A centralised IP-network analysis system fits well in this space, for it provides an aggregated, network-wide view of the network performance and utilisation, with a single intuitive interface across all LAN/WAN technologies.

Significant cost savings from a centralised IP-network analysis system stem from improved utilisation of the enterprise's existing infrastructure, specifically network, circuits and other assets.

In other words, a state-of-the-art centralised IP-network analysis system affects costs by reducing capital investment through better use of existing network bandwidth. The capital cost savings are greatest in the LAN equipment area since large enterprises typically solve network capacity problems by throwing bandwidth at it. New devices and bandwidth are allocated for customers even if, in reality, existing network capacity is available. Clearly this does not help to solve the root cause of the networking problem.

The impact of the size and speed of a centralised IP-network analysis systems impact on material cost depends ultimately on the specific market segment and growth rate of the enterprise. Findings from independent studies on material CAPEX savings suggest a reduction in the region of 38% on IP Telephony versus circuit switched telephony, for instance.

Apart from material costs, enterprises also incur significant training costs.

A centralised IP-network analysis system can also have a relevant impact on these costs. Here is a case taken from a large, US-based corporation in the media and entertainment segment:

By using configurable network analyser devices and data from network equipment agents that support SNMP, MIB and RMON, a centralised IP-network analysis system can show the overall health of a network. By using the same, common GUI across any LAN/WAN network technology and agents, a centralised IP-network analysis system reduces training requirements de facto. By adding the incremental engineering efficiency to the reduced training requirements stated above, for the purpose of ROI estimation, the financial impact on the training budget in the above example is, again, a reduction of around 40%.

Implementation costs

Although it may be agreed that centralised IP-network analysis systems can help large enterprises to increase revenues and decrease costs, the initial investment must be considered. The main cost components associated with the purchase of a next-generation centralised IP-network analysis system are:

* Initial non-recurring acquisition costs.

* Commissioning costs such as training and data migration from existing tools.

* Eventual integration costs such as integrating the centralised IP-network analysis system with other in-house systems (billing, network management systems).

* Hardware costs such as new distributed data capture devices may be required.

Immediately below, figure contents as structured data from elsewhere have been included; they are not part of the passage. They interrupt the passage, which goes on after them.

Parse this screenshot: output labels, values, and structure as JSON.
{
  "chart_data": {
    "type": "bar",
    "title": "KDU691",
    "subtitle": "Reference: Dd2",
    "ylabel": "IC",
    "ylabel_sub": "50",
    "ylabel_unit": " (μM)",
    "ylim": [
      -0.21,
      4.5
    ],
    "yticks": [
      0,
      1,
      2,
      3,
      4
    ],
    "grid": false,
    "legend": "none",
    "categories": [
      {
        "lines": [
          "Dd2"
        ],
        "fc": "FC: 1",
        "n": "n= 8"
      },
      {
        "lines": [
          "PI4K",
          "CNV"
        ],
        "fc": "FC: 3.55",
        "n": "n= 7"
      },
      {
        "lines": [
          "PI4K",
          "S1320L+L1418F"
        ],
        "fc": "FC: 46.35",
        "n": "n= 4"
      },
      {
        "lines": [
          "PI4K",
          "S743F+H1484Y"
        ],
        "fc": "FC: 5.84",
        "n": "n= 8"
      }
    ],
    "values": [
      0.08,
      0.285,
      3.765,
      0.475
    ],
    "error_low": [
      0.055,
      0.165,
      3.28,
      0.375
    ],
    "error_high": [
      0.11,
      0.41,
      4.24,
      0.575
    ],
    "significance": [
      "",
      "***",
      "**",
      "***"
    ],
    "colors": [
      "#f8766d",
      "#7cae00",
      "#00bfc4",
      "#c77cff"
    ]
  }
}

An effective ROI model has to take all of these expenses into account.

How can Agilent help?

For a medium-sized enterprise, and for the purpose of ROI estimation, the non-recurring acquisition costs for the software licenses of Agilent's version of a centralised IP-network analysis system - the Network Troubleshooting Center - is in the region of $30 000, while hardware acquisition costs for Agilent's high-performance Network Analyzer acquisition devices typically start at $20 000. The actual costs depend on the number of devices and interfaces that the centralised IP-network analysis system will be expected to monitor simultaneously. Note that an investment in Agilent's solution is outright ownership, and no re-licensing is required. This increases ROI over a period of time by avoiding recurring additional licensing costs.

Conclusion

By adopting an ROI calculation, large enterprises can benefit from a model that enables them to concentrate the decision of investing in a centralised IP-network analysis system on revenue and cost impacts. By tailoring the data according to their situations, the ROI model can support the calculation of revenue, cost impacts and payback time for any given project.